Entonces cada vez que ibas al obstetra, sola, y el muy cínico te preguntaba siempre si ese bebé que llevabas en el vientre tenía padre, vos le respondías ofendida con un "¡doctor, claro que este bebé tiene padre! " y el obstetra evaluando la veracidad o no de esa afirmación te preguntaba "¿por qué nunca la acompaña a las consultas? ¿Están separados? ¿Lo va a reconocer?"... vos sentías que esas palabras te cortaban en dos y te dejaban rebanada y sanguinolenta... pero lo mirabas fijo y le decías con amabilidad fingida que no, que no estaban separados, que simplemente el padre tenía un negocio y que no quería dejar a los empleados solos, y que no era tan grave que el padre no estuviera presente en los controles obstétricos.

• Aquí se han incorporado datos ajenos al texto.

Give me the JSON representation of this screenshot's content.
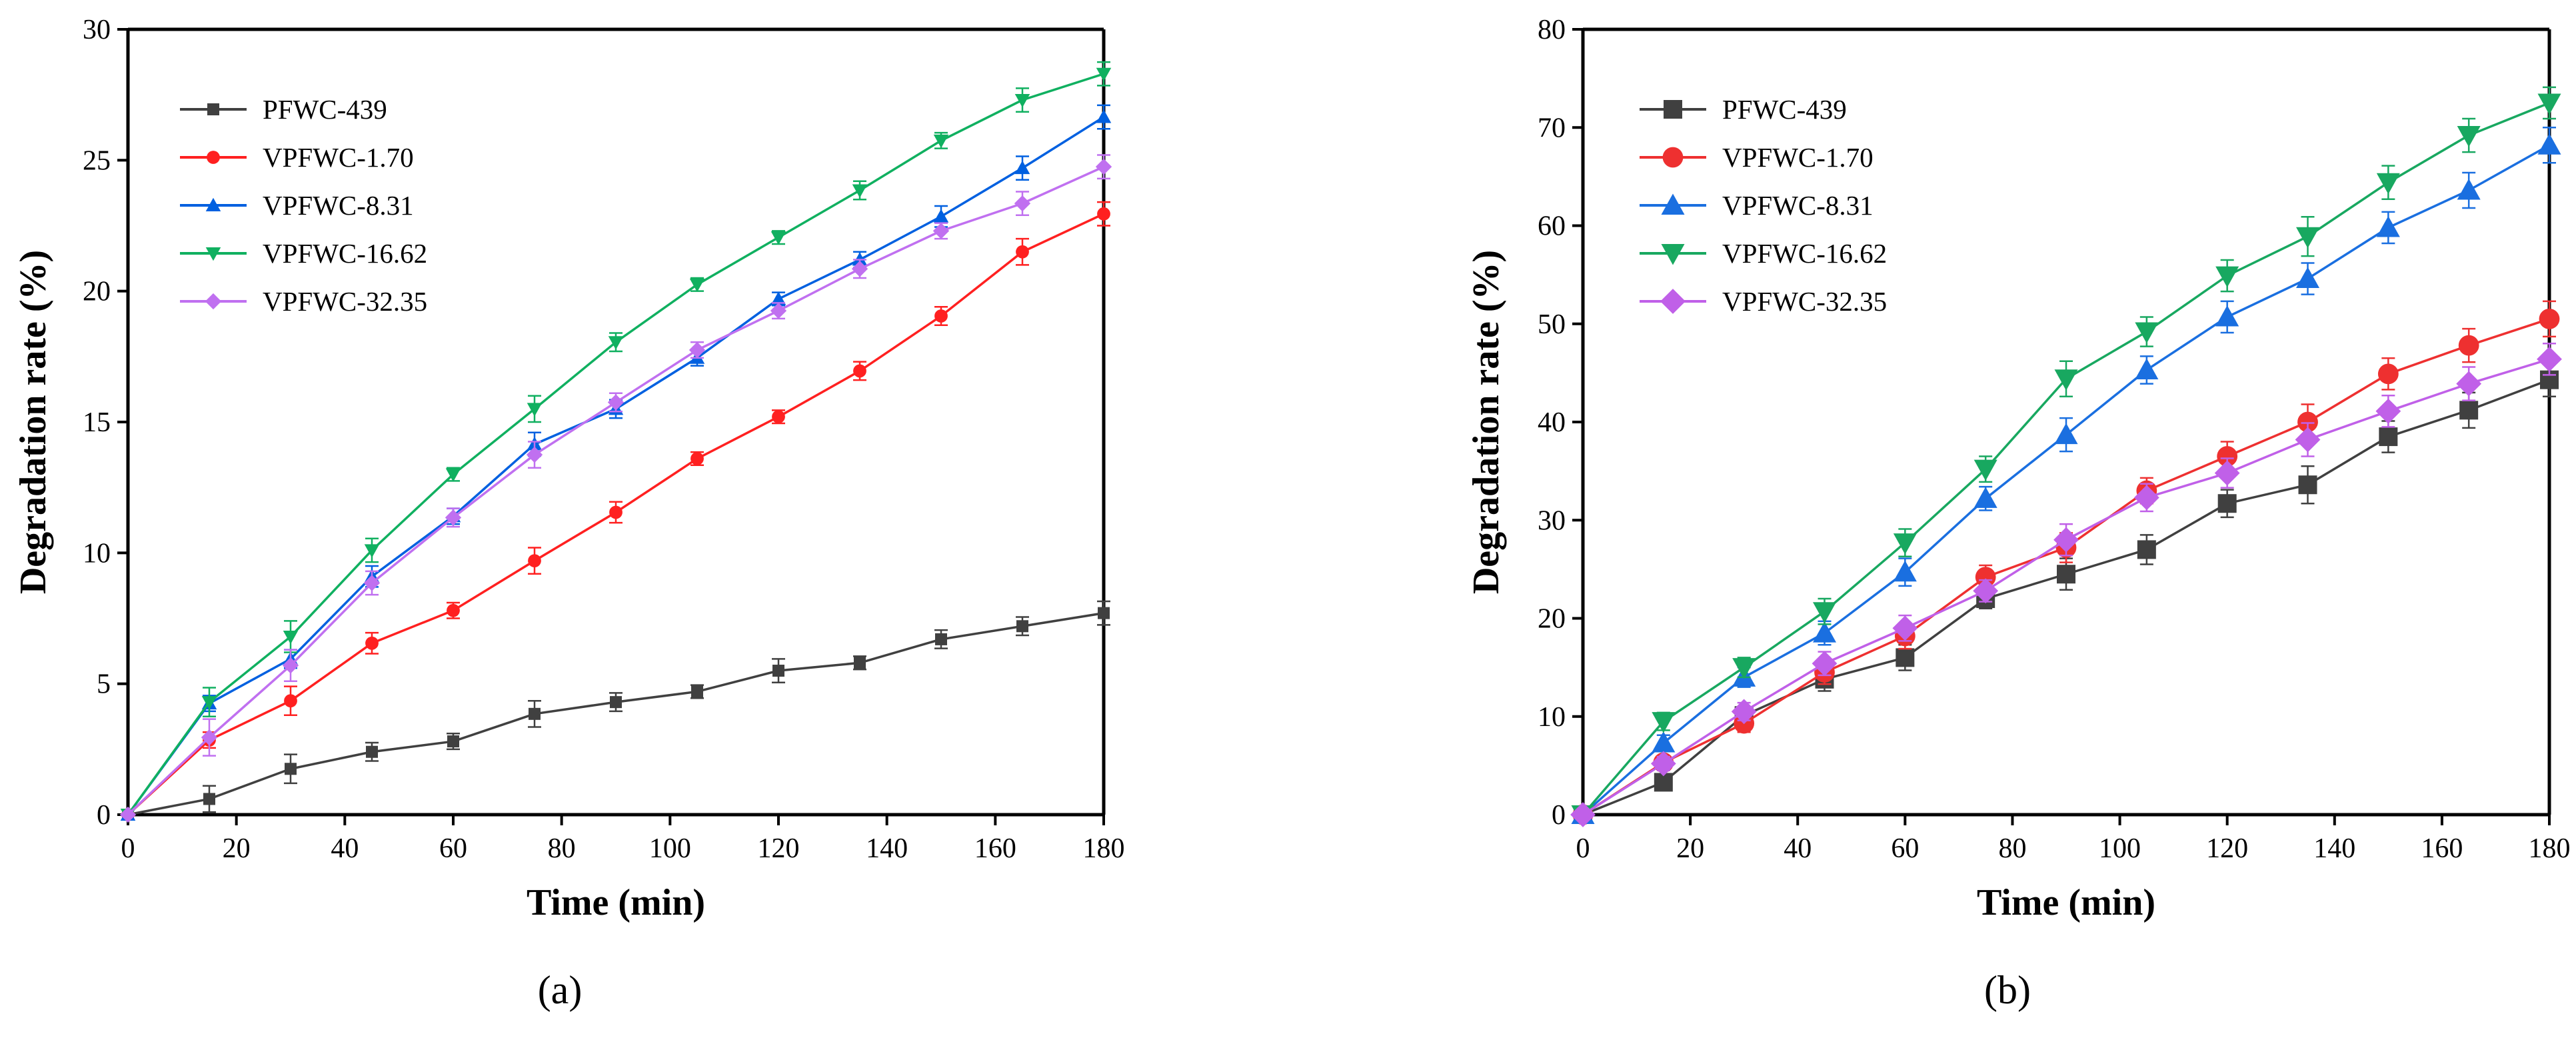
{
  "chart_data": [
    {
      "type": "line",
      "panel_label": "(a)",
      "xlabel": "Time (min)",
      "ylabel": "Degradation rate (%)",
      "xlim": [
        0,
        180
      ],
      "ylim": [
        0,
        30
      ],
      "xticks": [
        0,
        20,
        40,
        60,
        80,
        100,
        120,
        140,
        160,
        180
      ],
      "yticks": [
        0,
        5,
        10,
        15,
        20,
        25,
        30
      ],
      "marker_size": "small",
      "legend_position": "top-left",
      "x": [
        0,
        15,
        30,
        45,
        60,
        75,
        90,
        105,
        120,
        135,
        150,
        165,
        180
      ],
      "series": [
        {
          "name": "PFWC-439",
          "color": "#404040",
          "marker": "square",
          "values": [
            0,
            0.6,
            1.75,
            2.4,
            2.8,
            3.85,
            4.3,
            4.7,
            5.5,
            5.8,
            6.7,
            7.2,
            7.7
          ],
          "errors": [
            0,
            0.5,
            0.55,
            0.35,
            0.3,
            0.5,
            0.35,
            0.25,
            0.45,
            0.25,
            0.35,
            0.35,
            0.45
          ]
        },
        {
          "name": "VPFWC-1.70",
          "color": "#ff2020",
          "marker": "circle",
          "values": [
            0,
            2.85,
            4.35,
            6.55,
            7.8,
            9.7,
            11.55,
            13.6,
            15.2,
            16.95,
            19.05,
            21.5,
            22.95
          ],
          "errors": [
            0,
            0.3,
            0.55,
            0.4,
            0.3,
            0.5,
            0.4,
            0.25,
            0.25,
            0.35,
            0.35,
            0.5,
            0.45
          ]
        },
        {
          "name": "VPFWC-8.31",
          "color": "#0060e0",
          "marker": "triangle-up",
          "values": [
            0,
            4.25,
            5.95,
            9.1,
            11.4,
            14.15,
            15.5,
            17.45,
            19.7,
            21.2,
            22.85,
            24.7,
            26.65
          ],
          "errors": [
            0,
            0.3,
            0.35,
            0.4,
            0.3,
            0.45,
            0.35,
            0.3,
            0.25,
            0.3,
            0.4,
            0.45,
            0.45
          ]
        },
        {
          "name": "VPFWC-16.62",
          "color": "#10b060",
          "marker": "triangle-down",
          "values": [
            0,
            4.3,
            6.8,
            10.1,
            13.0,
            15.5,
            18.05,
            20.25,
            22.05,
            23.85,
            25.75,
            27.3,
            28.3
          ],
          "errors": [
            0,
            0.55,
            0.6,
            0.45,
            0.25,
            0.5,
            0.35,
            0.25,
            0.25,
            0.35,
            0.3,
            0.45,
            0.45
          ]
        },
        {
          "name": "VPFWC-32.35",
          "color": "#c070f0",
          "marker": "diamond",
          "values": [
            0,
            2.95,
            5.7,
            8.85,
            11.35,
            13.75,
            15.75,
            17.75,
            19.25,
            20.85,
            22.3,
            23.35,
            24.75
          ],
          "errors": [
            0,
            0.7,
            0.6,
            0.45,
            0.35,
            0.5,
            0.35,
            0.3,
            0.3,
            0.35,
            0.3,
            0.45,
            0.45
          ]
        }
      ]
    },
    {
      "type": "line",
      "panel_label": "(b)",
      "xlabel": "Time (min)",
      "ylabel": "Degradation rate (%)",
      "xlim": [
        0,
        180
      ],
      "ylim": [
        0,
        80
      ],
      "xticks": [
        0,
        20,
        40,
        60,
        80,
        100,
        120,
        140,
        160,
        180
      ],
      "yticks": [
        0,
        10,
        20,
        30,
        40,
        50,
        60,
        70,
        80
      ],
      "marker_size": "large",
      "legend_position": "top-left",
      "x": [
        0,
        15,
        30,
        45,
        60,
        75,
        90,
        105,
        120,
        135,
        150,
        165,
        180
      ],
      "series": [
        {
          "name": "PFWC-439",
          "color": "#404040",
          "marker": "square",
          "values": [
            0,
            3.3,
            10.1,
            13.8,
            16.0,
            22.0,
            24.5,
            27.0,
            31.7,
            33.6,
            38.5,
            41.2,
            44.3
          ],
          "errors": [
            0,
            0.6,
            0.8,
            1.2,
            1.3,
            1.0,
            1.6,
            1.5,
            1.4,
            1.9,
            1.6,
            1.8,
            1.7
          ]
        },
        {
          "name": "VPFWC-1.70",
          "color": "#ee3030",
          "marker": "circle",
          "values": [
            0,
            5.3,
            9.3,
            14.5,
            18.2,
            24.2,
            27.2,
            33.0,
            36.5,
            40.0,
            44.9,
            47.8,
            50.5
          ],
          "errors": [
            0,
            0.7,
            0.9,
            1.2,
            1.3,
            1.2,
            1.5,
            1.3,
            1.5,
            1.8,
            1.6,
            1.7,
            1.8
          ]
        },
        {
          "name": "VPFWC-8.31",
          "color": "#1a6fe0",
          "marker": "triangle-up",
          "values": [
            0,
            7.3,
            14.0,
            18.5,
            24.7,
            32.2,
            38.7,
            45.3,
            50.7,
            54.6,
            59.8,
            63.6,
            68.2
          ],
          "errors": [
            0,
            0.8,
            1.0,
            1.2,
            1.4,
            1.2,
            1.7,
            1.4,
            1.6,
            1.6,
            1.6,
            1.8,
            1.8
          ]
        },
        {
          "name": "VPFWC-16.62",
          "color": "#18a860",
          "marker": "triangle-down",
          "values": [
            0,
            9.5,
            15.0,
            20.7,
            27.7,
            35.2,
            44.4,
            49.2,
            54.9,
            58.9,
            64.4,
            69.2,
            72.5
          ],
          "errors": [
            0,
            0.9,
            1.0,
            1.3,
            1.4,
            1.3,
            1.8,
            1.5,
            1.6,
            2.0,
            1.7,
            1.7,
            1.6
          ]
        },
        {
          "name": "VPFWC-32.35",
          "color": "#c060e8",
          "marker": "diamond",
          "values": [
            0,
            5.2,
            10.5,
            15.4,
            19.0,
            22.8,
            28.0,
            32.3,
            34.8,
            38.2,
            41.1,
            43.9,
            46.4
          ],
          "errors": [
            0,
            0.7,
            0.9,
            1.2,
            1.3,
            1.1,
            1.6,
            1.4,
            1.5,
            1.7,
            1.6,
            1.7,
            1.6
          ]
        }
      ]
    }
  ]
}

Entonces el muy cínico, el muy hijo de puta, con una sonrisa te explicada en un tono condescendiente que "sí, claro, comprendo. Bueno, tal vez algún día se anime y la acompañe. Dígale que sería una picardía perderse al menos un control para escuchar el corazoncito del bebé...
Y vos salías del consultorio profundamente lastimada.
Se te llenaron los ojos de lágrimas. Te duelen esos recuerdos de una maternidad solitaria. Por fortuna tus intentos por un segundo embarazo no dieron sus frutos. A tu edad te sería insoportable pasar otra vez por esos mismos cuestionamientos, responderías al insulto con el inocultable sarcasmo que siempre te ha caracterizado.
Terminaste de limpiar el inodoro, ahora seguís por la ducha. Te metés con las zapatillas y cerrás las mamparas. Tu hija abre una de las hojas y te pregunta si te vas a bañar vestida, le respondés que sí porque tenés frío. Las dos se ríen a viva voz por el chiste. Ella te despide como si se fuera a dar un largo viaje alrededor del mundo, te tira un beso a la distancia, desde el umbral de la puerta del baño. Le decís que se cuide y que te mande postales, entonces, regresa a la pequeña oficina que se ha inventado en la mesa de la cocina.
Volvés a cerrar la mampara del baño con una sonrisa franca en los labios. ¡Cómo amás a esa nena!, lo que serías capaz de hacer por ella no tiene nombre ni conoce límites. Por ella te quedaste con su padre, con "marido", como soles llamarlo.
Cuando te preguntan del porqué le decís "marido" y no tu marido no podés evitar explicarlo risueñamente. Porque es "marido". "Mi pareja es el estereotipo de todos los maridos que han existido y existirán sobre la tierra. Si hubiese un diccionario solo con imágenes, junto a la palabra MARIDO estaría la fotografía de él", explicás jocosa. Pero la verdadera razón por la que lo llamás así es porque no te sentís en pareja, no te sentís emparejada, nunca lo sentiste con él y prácticamente no creés haberlo sentido con ningún hombre jamás. 
Sabés que el grave error que cometiste siempre fue tu complejo de autosuficiencia, en el caso de que tal complejo exista; y al mismo tiempo lo que más deseas es sentirte protegida, contenida, escuchada, querida... ¿tan difícil es? te preguntaste mil veces hasta que te diste por vencida y aceptaste empezar una relación con futuro con "marido". En el fondo, intuitivamente, sabías que no era el mejor de todos los hombres con los que te relacionaste pero era el menos malo, el mal menor... Tal vez, de haber elegido a otro, estarías peor.
Peor sería tener que limpiar un baño ajeno.